Thursday, August 13, 2015: 3:20 PM
315, Baltimore Convention Center
Paul Dijkstra, Center for Ecosystem Science and Society, Northern Arizona University, Flagstaff, AZ
Shannon Hagerty, Ecology, Evolution, and Marine Biology, University of California, Santa Barbara, Santa Barbar, CA
Kees-Jan van Groenigen, Biological Sciences, Northern Arizona University, Flagstaff, AZ
Bruce A. Hungate, Department of Biological Sciences, Northern Arizona University, Flagstaff, AZ
Jane C. Marks, Center for Ecosystem Science and Society, Northern Arizona University, Flagstaff, AZ
George W. Koch, Center for Ecosystem Science and Society, Northern Arizona University, Flagstaff, AZ
Egbert Schwartz, Department of Biological Sciences, Northern Arizona University, Flagstaff, AZ
Background/Question/Methods

CUE is defined as the amount of microbial biomass produced relative to the amount of substrate consumed (mol C per mol C). Narrowly defined, this is an ecophysiological variable influenced by the interaction between environmental conditions, substrate availability and type, and metabolic processes in living microbial organisms. More broadly defined, this is an ecosystem variable that defines the partitioning of a cohort of C going into the system and leaving the system. Time is not part of this definition, but it has a great influence on it: from a C-cohort perspective, in the long-term all CUE equals zero. Although we tend to associate the narrow definition with short-term and the broader definition with long-term processes, all processes of biochemistry and ecology in soil microbial communities happen continuously and simultaneously. The increasing importance of new technologies such as metagenomics, metatranscriptomics, metaproteomics, and metabolomics requires an increased understanding of C processing at the cellular scale.
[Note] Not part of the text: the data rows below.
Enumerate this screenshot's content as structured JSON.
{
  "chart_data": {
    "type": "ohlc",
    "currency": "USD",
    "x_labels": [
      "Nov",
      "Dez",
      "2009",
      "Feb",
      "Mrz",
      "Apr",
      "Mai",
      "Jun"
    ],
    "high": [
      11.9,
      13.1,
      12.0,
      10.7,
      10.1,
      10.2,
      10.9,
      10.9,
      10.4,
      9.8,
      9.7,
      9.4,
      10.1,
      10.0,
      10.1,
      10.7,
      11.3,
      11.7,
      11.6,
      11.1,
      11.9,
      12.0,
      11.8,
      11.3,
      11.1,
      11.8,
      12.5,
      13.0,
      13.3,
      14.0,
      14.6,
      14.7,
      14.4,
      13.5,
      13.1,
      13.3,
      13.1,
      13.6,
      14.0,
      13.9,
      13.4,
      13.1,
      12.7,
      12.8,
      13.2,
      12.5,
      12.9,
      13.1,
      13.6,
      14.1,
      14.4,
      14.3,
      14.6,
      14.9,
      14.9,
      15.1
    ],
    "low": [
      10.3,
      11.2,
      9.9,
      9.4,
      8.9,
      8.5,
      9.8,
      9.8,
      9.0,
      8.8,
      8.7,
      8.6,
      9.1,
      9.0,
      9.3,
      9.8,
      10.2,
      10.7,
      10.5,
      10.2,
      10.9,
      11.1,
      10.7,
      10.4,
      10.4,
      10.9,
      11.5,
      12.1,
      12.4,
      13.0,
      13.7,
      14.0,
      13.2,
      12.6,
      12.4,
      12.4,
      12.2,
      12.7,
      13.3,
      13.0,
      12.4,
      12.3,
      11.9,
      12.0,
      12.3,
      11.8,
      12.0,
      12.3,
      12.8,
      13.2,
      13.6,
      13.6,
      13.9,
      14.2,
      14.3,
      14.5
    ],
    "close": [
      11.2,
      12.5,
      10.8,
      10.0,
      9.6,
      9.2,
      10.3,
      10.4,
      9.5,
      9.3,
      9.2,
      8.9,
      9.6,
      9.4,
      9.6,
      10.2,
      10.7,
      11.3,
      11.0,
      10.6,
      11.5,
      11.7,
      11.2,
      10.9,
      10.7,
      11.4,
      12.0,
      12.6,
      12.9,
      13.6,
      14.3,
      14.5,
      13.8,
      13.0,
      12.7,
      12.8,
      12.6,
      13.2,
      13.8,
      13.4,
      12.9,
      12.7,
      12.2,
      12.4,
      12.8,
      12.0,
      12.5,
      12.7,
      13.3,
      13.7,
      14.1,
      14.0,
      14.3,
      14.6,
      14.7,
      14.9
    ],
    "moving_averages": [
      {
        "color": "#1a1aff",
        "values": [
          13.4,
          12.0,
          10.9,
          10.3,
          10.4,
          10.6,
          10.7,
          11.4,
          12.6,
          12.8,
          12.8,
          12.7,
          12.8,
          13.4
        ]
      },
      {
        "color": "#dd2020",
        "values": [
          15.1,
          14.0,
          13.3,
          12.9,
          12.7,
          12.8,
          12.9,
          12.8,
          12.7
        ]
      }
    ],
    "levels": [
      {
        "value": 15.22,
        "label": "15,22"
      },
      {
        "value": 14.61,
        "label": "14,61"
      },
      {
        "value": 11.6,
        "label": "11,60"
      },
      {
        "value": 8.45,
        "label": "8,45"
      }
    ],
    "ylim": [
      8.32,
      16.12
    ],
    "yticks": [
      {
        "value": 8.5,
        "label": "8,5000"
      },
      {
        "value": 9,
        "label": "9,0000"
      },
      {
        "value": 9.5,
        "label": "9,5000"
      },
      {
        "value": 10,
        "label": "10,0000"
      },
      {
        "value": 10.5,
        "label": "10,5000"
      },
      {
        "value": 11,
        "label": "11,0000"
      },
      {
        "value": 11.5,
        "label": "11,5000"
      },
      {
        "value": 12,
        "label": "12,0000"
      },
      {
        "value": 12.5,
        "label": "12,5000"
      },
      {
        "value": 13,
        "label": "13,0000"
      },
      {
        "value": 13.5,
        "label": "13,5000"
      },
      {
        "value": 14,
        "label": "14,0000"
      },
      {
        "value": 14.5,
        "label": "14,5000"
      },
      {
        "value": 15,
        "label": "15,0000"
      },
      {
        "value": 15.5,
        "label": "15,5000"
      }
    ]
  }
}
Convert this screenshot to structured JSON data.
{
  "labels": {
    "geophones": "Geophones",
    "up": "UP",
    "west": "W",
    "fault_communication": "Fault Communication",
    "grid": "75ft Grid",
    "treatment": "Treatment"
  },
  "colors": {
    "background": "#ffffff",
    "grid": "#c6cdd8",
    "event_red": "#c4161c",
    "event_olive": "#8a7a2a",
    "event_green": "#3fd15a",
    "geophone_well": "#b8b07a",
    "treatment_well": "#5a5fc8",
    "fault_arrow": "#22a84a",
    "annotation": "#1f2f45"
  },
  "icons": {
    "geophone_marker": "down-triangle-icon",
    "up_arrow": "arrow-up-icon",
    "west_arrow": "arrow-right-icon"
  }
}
In this talk I will take a biochemical perspective on how CUE and its underlying processes change in response to C availability and temperature.

Results/Conclusions

I will demonstrate that CUE and underlying metabolic processes are not influenced much by temperature and substrate availability using position-specific 13C-labeled tracers, and discuss the relative importance of time, biochemistry, and ecology in soil C cycling processes. I will also discuss some of the complexities our approach is faced with, including microbial community diversity, biochemical diversity, spatial and substrate diversity, and report results from attempts to test these assumptions. Finally, I will describe new attempts to determine metabolic process rates, growth, turnover, and CUE for individual microbial taxa in an intact soil microbial community.